Multilingual speakers will often mix languages when they communicate with other multilingual speakers in what is usually known as code-switching (CSW). CSW is typically present on the intersentential, intrasentential and even morphological levels. CSW presents serious challenges for language technologies such as Machine Translation (MT), Automatic Speech Recognition (ASR), language generation (LG), information retrieval (IR) and extraction (IE), and semantic processing. Traditional techniques trained for one language quickly break down when there is input mixed in from another. Recent work has shown that even powerful multilingual models, such as multilingual BERT, yield subpar performance on CSW data (cf. Aguilar and Solorio, 2020).

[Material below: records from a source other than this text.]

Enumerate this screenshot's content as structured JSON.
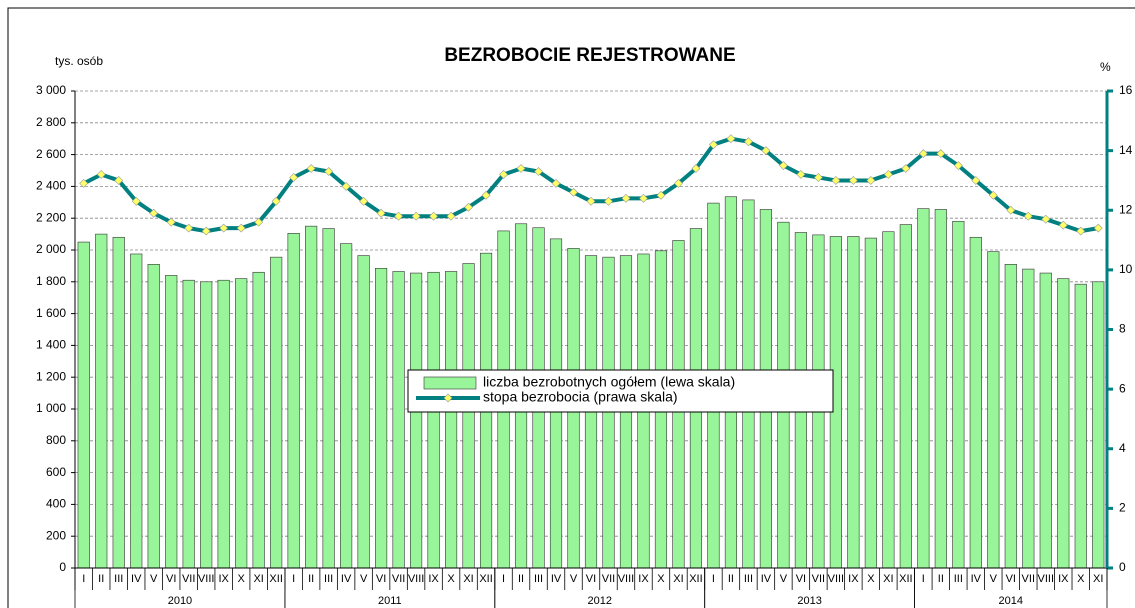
{
  "chart_data": {
    "type": "bar",
    "title": "BEZROBOCIE REJESTROWANE",
    "y_label": "tys. osób",
    "y2_label": "%",
    "categories": [
      "I",
      "II",
      "III",
      "IV",
      "V",
      "VI",
      "VII",
      "VIII",
      "IX",
      "X",
      "XI",
      "XII",
      "I",
      "II",
      "III",
      "IV",
      "V",
      "VI",
      "VII",
      "VIII",
      "IX",
      "X",
      "XI",
      "XII",
      "I",
      "II",
      "III",
      "IV",
      "V",
      "VI",
      "VII",
      "VIII",
      "IX",
      "X",
      "XI",
      "XII",
      "I",
      "II",
      "III",
      "IV",
      "V",
      "VI",
      "VII",
      "VIII",
      "IX",
      "X",
      "XI",
      "XII",
      "I",
      "II",
      "III",
      "IV",
      "V",
      "VI",
      "VII",
      "VIII",
      "IX",
      "X",
      "XI"
    ],
    "years": [
      "2010",
      "2011",
      "2012",
      "2013",
      "2014"
    ],
    "series": [
      {
        "name": "liczba bezrobotnych ogółem (lewa skala)",
        "type": "bar",
        "color": "#99f599",
        "values": [
          2050,
          2100,
          2080,
          1975,
          1910,
          1840,
          1810,
          1800,
          1810,
          1820,
          1860,
          1955,
          2105,
          2150,
          2135,
          2040,
          1965,
          1885,
          1865,
          1855,
          1860,
          1865,
          1915,
          1980,
          2120,
          2165,
          2140,
          2070,
          2010,
          1965,
          1955,
          1965,
          1975,
          1995,
          2060,
          2135,
          2295,
          2335,
          2315,
          2255,
          2175,
          2110,
          2095,
          2085,
          2085,
          2075,
          2115,
          2160,
          2260,
          2255,
          2180,
          2080,
          1990,
          1910,
          1880,
          1855,
          1820,
          1785,
          1800
        ]
      },
      {
        "name": "stopa bezrobocia (prawa skala)",
        "type": "line",
        "axis": "y2",
        "color": "#008080",
        "marker_color": "#ffff66",
        "values": [
          12.9,
          13.2,
          13.0,
          12.3,
          11.9,
          11.6,
          11.4,
          11.3,
          11.4,
          11.4,
          11.6,
          12.3,
          13.1,
          13.4,
          13.3,
          12.8,
          12.3,
          11.9,
          11.8,
          11.8,
          11.8,
          11.8,
          12.1,
          12.5,
          13.2,
          13.4,
          13.3,
          12.9,
          12.6,
          12.3,
          12.3,
          12.4,
          12.4,
          12.5,
          12.9,
          13.4,
          14.2,
          14.4,
          14.3,
          14.0,
          13.5,
          13.2,
          13.1,
          13.0,
          13.0,
          13.0,
          13.2,
          13.4,
          13.9,
          13.9,
          13.5,
          13.0,
          12.5,
          12.0,
          11.8,
          11.7,
          11.5,
          11.3,
          11.4
        ]
      }
    ],
    "ylim": [
      0,
      3000
    ],
    "yticks": [
      0,
      200,
      400,
      600,
      800,
      {
        "value": 1000,
        "label": "1 000"
      },
      {
        "value": 1200,
        "label": "1 200"
      },
      {
        "value": 1400,
        "label": "1 400"
      },
      {
        "value": 1600,
        "label": "1 600"
      },
      {
        "value": 1800,
        "label": "1 800"
      },
      {
        "value": 2000,
        "label": "2 000"
      },
      {
        "value": 2200,
        "label": "2 200"
      },
      {
        "value": 2400,
        "label": "2 400"
      },
      {
        "value": 2600,
        "label": "2 600"
      },
      {
        "value": 2800,
        "label": "2 800"
      },
      {
        "value": 3000,
        "label": "3 000"
      }
    ],
    "y2lim": [
      0,
      16
    ],
    "y2ticks": [
      0,
      2,
      4,
      6,
      8,
      10,
      12,
      14,
      16
    ],
    "grid": true
  }
}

Considering the ubiquitous nature of CSW in informal text communication such as newsgroups, tweets, blogs, and other social media, and the number of multilingual speakers worldwide that use these platforms, addressing the challenge of processing CSW data continues to be of great practical value. This workshop aims to bring together researchers interested in technology for mixed language data, in either spoken or written form, and increase community awareness of the different efforts developed to date in this space.
Topics of Interest
The workshop will invite contributions from researchers working in NLP and speech approaches for the analysis and processing of mixed-language data. Topics of relevance to the workshop will include the following:
- Development of linguistic resources to support research on code-switched data;
- NLP approaches for any of language identification/named entity recognition/sentiment analysis/machine translation/language generation in code-switched data;
- NLP techniques for the syntactic analysis of code-switched data;
- Domain/dialect/genre adaptation techniques applied to code-switched data processing;
- Language modeling approaches to code-switched data processing;
- Crowdsourcing approaches for the annotation of code-switched data;
- Position papers discussing the challenges of code-switched data to NLP techniques;
- Methods for improving ASR in code switched data;
- Survey papers of NLP research for code-switched data;
- Sociolinguistic and/or sociopragmatic aspects of code-switching.
- Workshop submission deadline (long, short and special track): March 15th, 2021
- Notification of acceptance: April 15th, 2021
- Workshop date: June 11th, 2021
Additional invited speakers will be added soon.